The timing coheres with developer behavior. The majority of professional developers are now using AI tools in their workweek, according to surveys from both Stack Overflow and JetBrains. GitHub’s findings indicate that AI suggestions can significantly increase throughput, but that they can also add subtle bugs if you don’t look at them. That mix — more output, uneven reliability — is fertile territory for specialized review systems that understand a repository’s history, its conventions around coding and how risky the dependencies are.

Investors’ take on the market for AI code review

The pricing of the round effectively values CodeRabbit at over 30 times current ARR, a premium multiple that is common for high-growth, infrastructure-like AI companies. Scale Venture Partners has invested in developer productivity platforms previously, and NVentures’ involvement means broader strategic interest from the AI hardware and tooling ecosystem.

The company’s founder and CEO, Harjot Gill, is a serial entrepreneur who sold his last application observability startup Netsil to Nutanix and his previous company, FluxNinja. That background — heavily in reliability engineering — aligns neatly with what ails code review at scale: slipping regressions, performance budgets not being enforced and security holes readily sneaking in pre-merge.

A screenshot of a code editor with a code review interface , showing Python code with a highlighted suggestion to change a status code from 400 to 404 for a  task not found error .

How it compares with competitors in this space

Competition is heating up. Graphite recently landed a big Series B round led by Accel, while Greptile has also been in discussions for further funding with Benchmark. General-purpose AI development platforms like Cursor and Claude Code also include reviewing capabilities. CodeRabbit’s bet is that a dock worker of a reviewer, optimized for repository-level context and policy enforcement will outcompete these bundled assistants over time — particularly on large codebases with gnarly dependency graphs.

It will be a matter of precision and trust. Developers have little patience for noisy tools; continued use rests on reducing the number of false positives and providing actionable, diff-friendly recommendations. External research has warned about security pitfalls with LLM-generated code — studies by Stanford and MIT found higher vulnerability rates without expert review — so vendors who can claim to reduce bug escape rates and mean time to merge will have an advantage.

What the funding enables for CodeRabbit’s growth

Prepare for investment in three vectors: deeper codebase understanding, enterprise readiness and ecosystem integrations. That presumably includes more advanced semantic analysis and memory of repository history, on-premises or VPC deployment options for regulated industries, and tighter hooks into GitHub, GitLab and CI/CD pipelines to translate review insights into automated guardrails.

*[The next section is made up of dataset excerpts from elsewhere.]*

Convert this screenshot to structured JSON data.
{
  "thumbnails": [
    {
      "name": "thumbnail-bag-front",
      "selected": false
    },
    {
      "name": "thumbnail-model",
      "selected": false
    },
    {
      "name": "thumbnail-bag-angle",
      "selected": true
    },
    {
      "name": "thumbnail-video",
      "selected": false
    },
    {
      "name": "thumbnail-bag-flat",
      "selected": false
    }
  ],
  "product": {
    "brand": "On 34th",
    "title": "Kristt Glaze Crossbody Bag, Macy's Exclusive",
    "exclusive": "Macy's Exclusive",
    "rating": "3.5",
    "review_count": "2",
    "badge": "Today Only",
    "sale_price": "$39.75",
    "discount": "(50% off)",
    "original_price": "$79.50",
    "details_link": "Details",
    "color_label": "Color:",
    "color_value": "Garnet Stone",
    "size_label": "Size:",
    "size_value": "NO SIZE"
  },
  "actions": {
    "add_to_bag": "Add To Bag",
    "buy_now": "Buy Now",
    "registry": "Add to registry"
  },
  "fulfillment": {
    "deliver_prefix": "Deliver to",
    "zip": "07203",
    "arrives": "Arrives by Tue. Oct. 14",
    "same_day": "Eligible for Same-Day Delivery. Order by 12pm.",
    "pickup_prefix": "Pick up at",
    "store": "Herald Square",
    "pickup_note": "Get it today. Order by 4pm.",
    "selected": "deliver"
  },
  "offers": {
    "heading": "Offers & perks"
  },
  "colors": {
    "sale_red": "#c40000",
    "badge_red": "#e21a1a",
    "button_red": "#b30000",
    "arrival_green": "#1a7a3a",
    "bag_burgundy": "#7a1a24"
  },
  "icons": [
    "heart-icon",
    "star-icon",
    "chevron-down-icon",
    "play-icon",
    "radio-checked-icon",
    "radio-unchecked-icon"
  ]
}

For companies evaluating AI review tools, the KPIs should remain unchanged: review cycle reduction, post-merge defect rate decrease and cost savings on senior engineers’ time with time tracking. If CodeRabbit’s figures claimed — a near halving of human review load — hold across complex, polyglot monorepos, the R of ROI becomes much stronger, faster.

The larger point is obvious: while AI speeds up the process of generating code, companies are reinvesting in quality gates and governance. With a new investment and traction rising, CodeRabbit is aiming to be one of those core layers in that emergent stack — less about writing code for developers, and more about ensuring what’s shipped is done so correctly, securely and maintainably.

Gregory Zuckerman
ByGregory Zuckerman
Gregory Zuckerman is a veteran investigative journalist and financial writer with decades of experience covering global markets, investment strategies, and the business personalities shaping them. His writing blends deep reporting with narrative storytelling to uncover the hidden forces behind financial trends and innovations. Over the years, Gregory’s work has earned industry recognition for bringing clarity to complex financial topics, and he continues to focus on long-form journalism that explores hedge funds, private equity, and high-stakes investing.